In Review: Comet

by Daniel Goodwin on 02/07/2015


This quaint and quirky indie from debut writer/director Sam Esmail seems like a sugary relation to last week’s Brit rom-com Everyone’s Going To Die. But where Jones’ film was a darker, crime-linked love tale, Comet offers a discombobulating sci-fi twist by weaving parallel universes into its slender almost chemistry-free romance. Justin Long stars as the cynical Dell, a neurotic stoner who meets Kimberly (Emmy Rossum) at a meteor shower viewing event. Kim abandons her jock douche date to run off with Dell and the film charts the couples’ relationship through various periods via slack plotting, entwining timelines and alternative realities before waning for a drab finale. The movie cannot be called a prime essay, in which dynamic plot is combined with charismatic characters—it’s the opposite.

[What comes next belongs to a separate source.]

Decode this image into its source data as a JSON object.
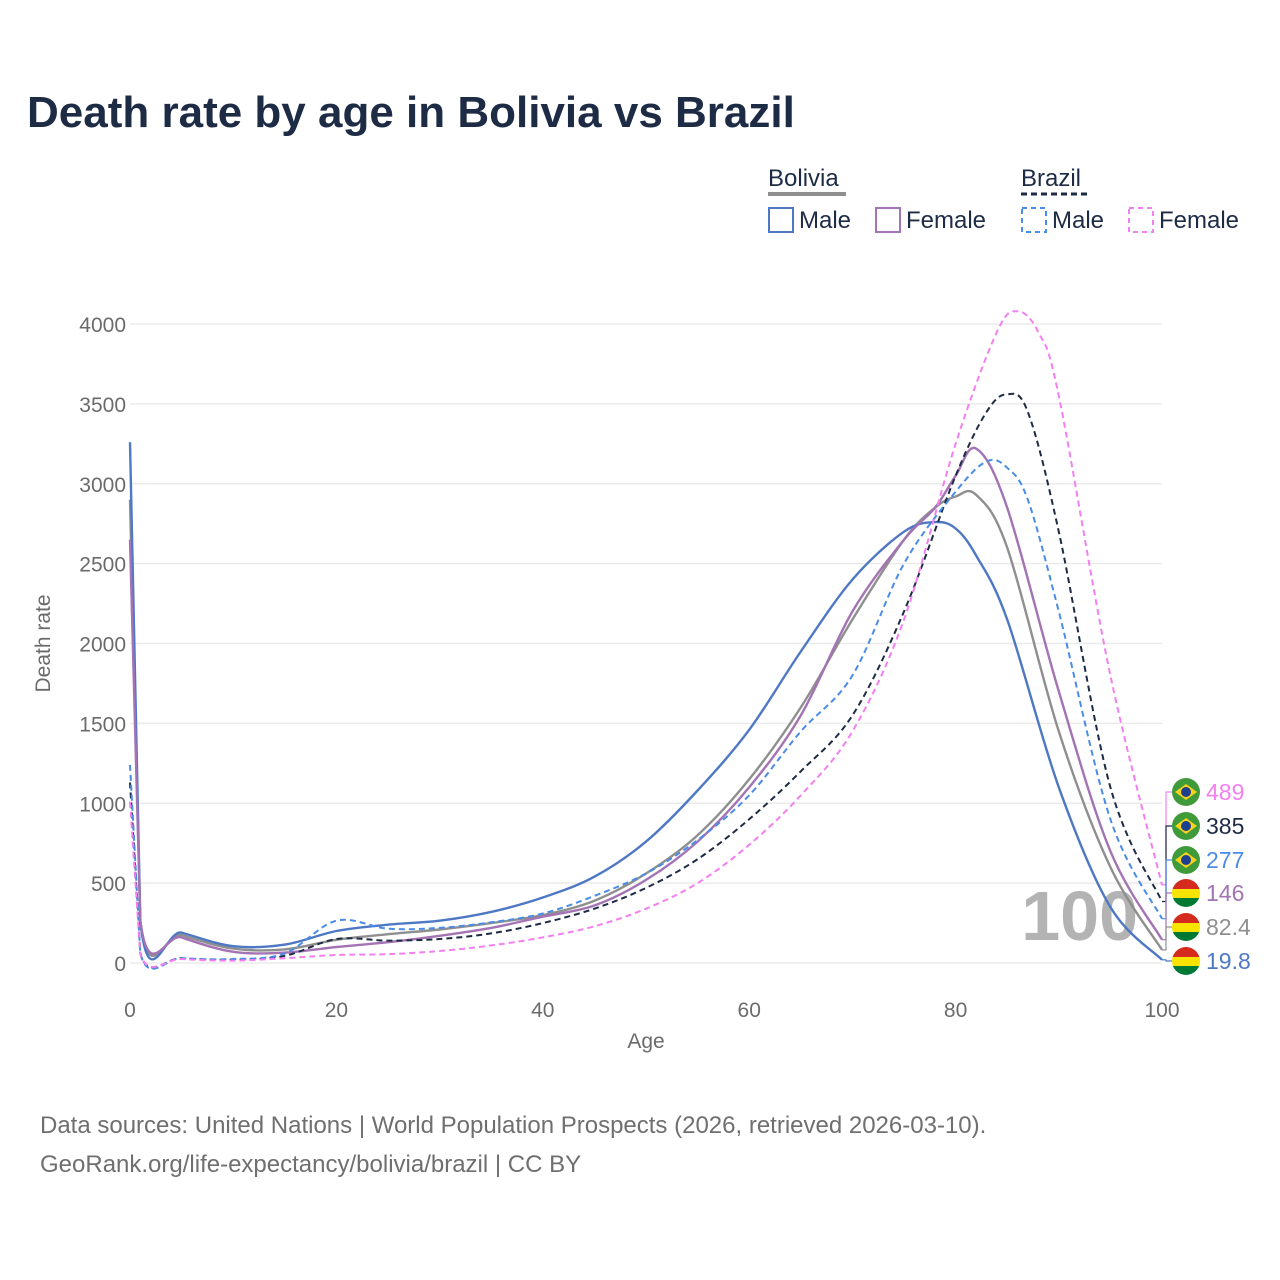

Long is on top form, channelling Woody Allen with his over-analytical, quick-fire ribbing and Rossum is also decent but Esmail’s direction is offbeat and dispassionate. This combined with a scattershot screenplay and oddly framed shots makes Comet an eclectic and often muddled oddity with a dubious view of modern love. It’s needlessly complex and flounders in attempt to find a fitting style, sitting awkwardly between genres. A slightly magical fairytale element manifests through folky sci-fi vistas but the story fails to unify for a fitting resolve. Comet merely trickles into alienating mediocrity while attempting to explore bolder territories. Strong dialogue and decent performances go some way to bolster what there is of a narrative but the charming moments are scarce.

While comparisons can be made to Eternal Sunshine Of The Spotless Mind (2004), Michel Gondry’s film had a more interesting central concept and a strong narrative structure on which to hang its foibles. Comet’s lack of rhyme or reason combined with a tendency to flit jarringly between time zones, make it feel like more of a sauntering mood piece than a unique sci-fi curio. There are a few funny moments and the dialogue is often sharp but chemistry between the leads is a vital component in a film of this kind, and the lack of it is flagrant. The limp narrative and dainty genre traits make Comet feel like a flawed, disorientating oddity that fails to generate wonder and ultimately suffers from a serious lack of heart.